CRISPR/Cas9 based kidney disease modeling to elucidate novel genetic drivers and therapeutic targets in X. tropicalis

Congenital Anomalies of the Kidney and Urinary Tract (CAKUT) collectively refer to a diverse group of malformations occurring during embryonic kidney and urinary tract development which underlie a major percentage (40%) of paediatric end-stage renal disease (ESRD) cases. CAKUT is also significant contributing factor to chronic kidney disease (CKD) in adults. CKD is becoming an increasing challenge for the European healthcare systems as it is estimated that between 3.3% and 17.3% of the EU population has reduced kidney function and is at high risk of becoming dependent on renal replacement therapies. In xenCAKUT, we intended to yield insight in the genetics of kidney disease using the amphibian animal model xenopus tropicalis.

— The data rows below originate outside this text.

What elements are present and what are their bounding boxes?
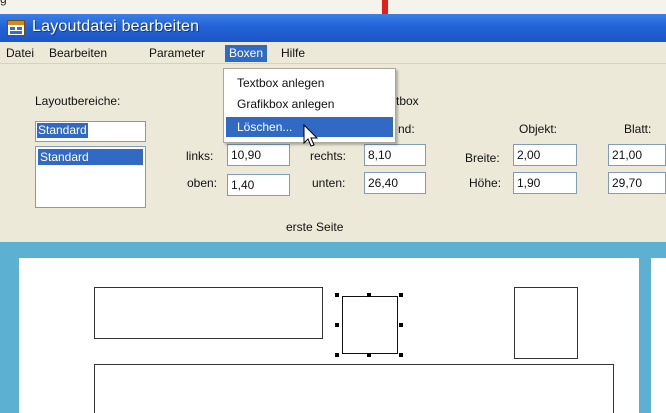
layout-areas-list[interactable]: Standard — [35, 146, 146, 208]
menu-item-grafikbox-anlegen[interactable]: Grafikbox anlegen — [226, 94, 393, 114]
text-box[interactable] — [94, 287, 323, 339]
layout-file-icon — [7, 20, 25, 36]
layout-page-first[interactable] — [19, 258, 639, 413]
list-item[interactable]: Standard — [38, 149, 143, 165]
resize-handle[interactable] — [335, 353, 339, 357]
object-label: Objekt: — [519, 122, 558, 136]
right-label: rechts: — [310, 149, 347, 163]
right-input[interactable]: 8,10 — [364, 144, 426, 166]
title-bar[interactable]: Layoutdatei bearbeiten — [0, 14, 666, 42]
selected-box[interactable] — [342, 296, 398, 354]
layout-page-second[interactable] — [651, 258, 666, 413]
layout-name-value: Standard — [37, 123, 88, 138]
group-label-partial: tbox — [396, 94, 419, 108]
menu-boxen[interactable]: Boxen — [225, 45, 268, 62]
resize-handle[interactable] — [399, 353, 403, 357]
window-title: Layoutdatei bearbeiten — [32, 18, 200, 35]
sheet-label: Blatt: — [624, 122, 652, 136]
top-strip: g — [0, 0, 666, 14]
resize-handle[interactable] — [367, 353, 371, 357]
sheet-width-input[interactable]: 21,00 — [608, 144, 666, 166]
left-label: links: — [186, 149, 214, 163]
menu-bar: Datei Bearbeiten Parameter Boxen Hilfe — [0, 42, 666, 64]
mouse-cursor-icon — [303, 124, 319, 147]
layout-name-input[interactable]: Standard — [35, 121, 146, 142]
height-label: Höhe: — [469, 176, 502, 190]
resize-handle[interactable] — [367, 293, 371, 297]
menu-hilfe[interactable]: Hilfe — [277, 45, 309, 62]
cropped-text: g — [0, 0, 7, 6]
menu-item-textbox-anlegen[interactable]: Textbox anlegen — [226, 73, 393, 93]
bottom-input[interactable]: 26,40 — [364, 172, 426, 194]
menu-parameter[interactable]: Parameter — [145, 45, 209, 62]
graphic-box[interactable] — [514, 287, 578, 359]
resize-handle[interactable] — [399, 323, 403, 327]
width-input[interactable]: 2,00 — [513, 144, 577, 166]
layout-canvas — [0, 242, 666, 413]
width-label: Breite: — [465, 151, 500, 165]
menu-datei[interactable]: Datei — [2, 45, 38, 62]
height-input[interactable]: 1,90 — [513, 172, 577, 194]
menu-bearbeiten[interactable]: Bearbeiten — [45, 45, 111, 62]
margin-label-partial: nd: — [398, 122, 415, 136]
top-input[interactable]: 1,40 — [227, 174, 290, 196]
resize-handle[interactable] — [399, 293, 403, 297]
resize-handle[interactable] — [335, 323, 339, 327]
resize-handle[interactable] — [335, 293, 339, 297]
page-label: erste Seite — [286, 220, 344, 234]
layout-areas-label: Layoutbereiche: — [35, 94, 121, 108]
sheet-height-input[interactable]: 29,70 — [608, 172, 666, 194]
left-input[interactable]: 10,90 — [227, 144, 290, 166]
bottom-label: unten: — [312, 176, 346, 190]
body-box[interactable] — [94, 364, 614, 413]
top-label: oben: — [187, 176, 218, 190]
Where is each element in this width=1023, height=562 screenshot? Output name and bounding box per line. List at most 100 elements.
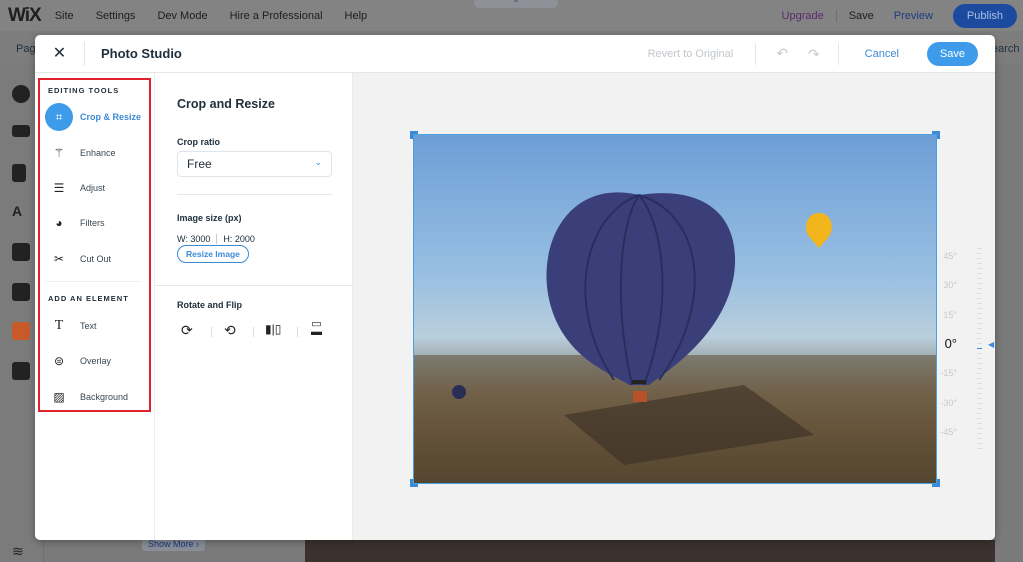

Using genome editing techniques we generated new animal models for autosomal polycystic kidney disease (ADPKD). Further, we established pipelines for automated analysis of cystogenesis in these models using deep learning artificial intelligence (AI) approaches. These novel models have yielded significant new insights into ADPKD pathogenesis and were used to assess the involvement of potential modifier genes. Results where disseminated by publications in specialized scientific journals (Such as Development)

ADPKD represents the most common monogenetic disease (incidence 1:500-1:1000) and is a frequent cause of end-stage renal disease (ESRD). The xenCAKUT project achieved significant progress beyond the state of the art, establishing novel animal models for ADPKD and the AI tools to analyze these further. Together, these can lead the way towards novel treatment strategies for ADPKD.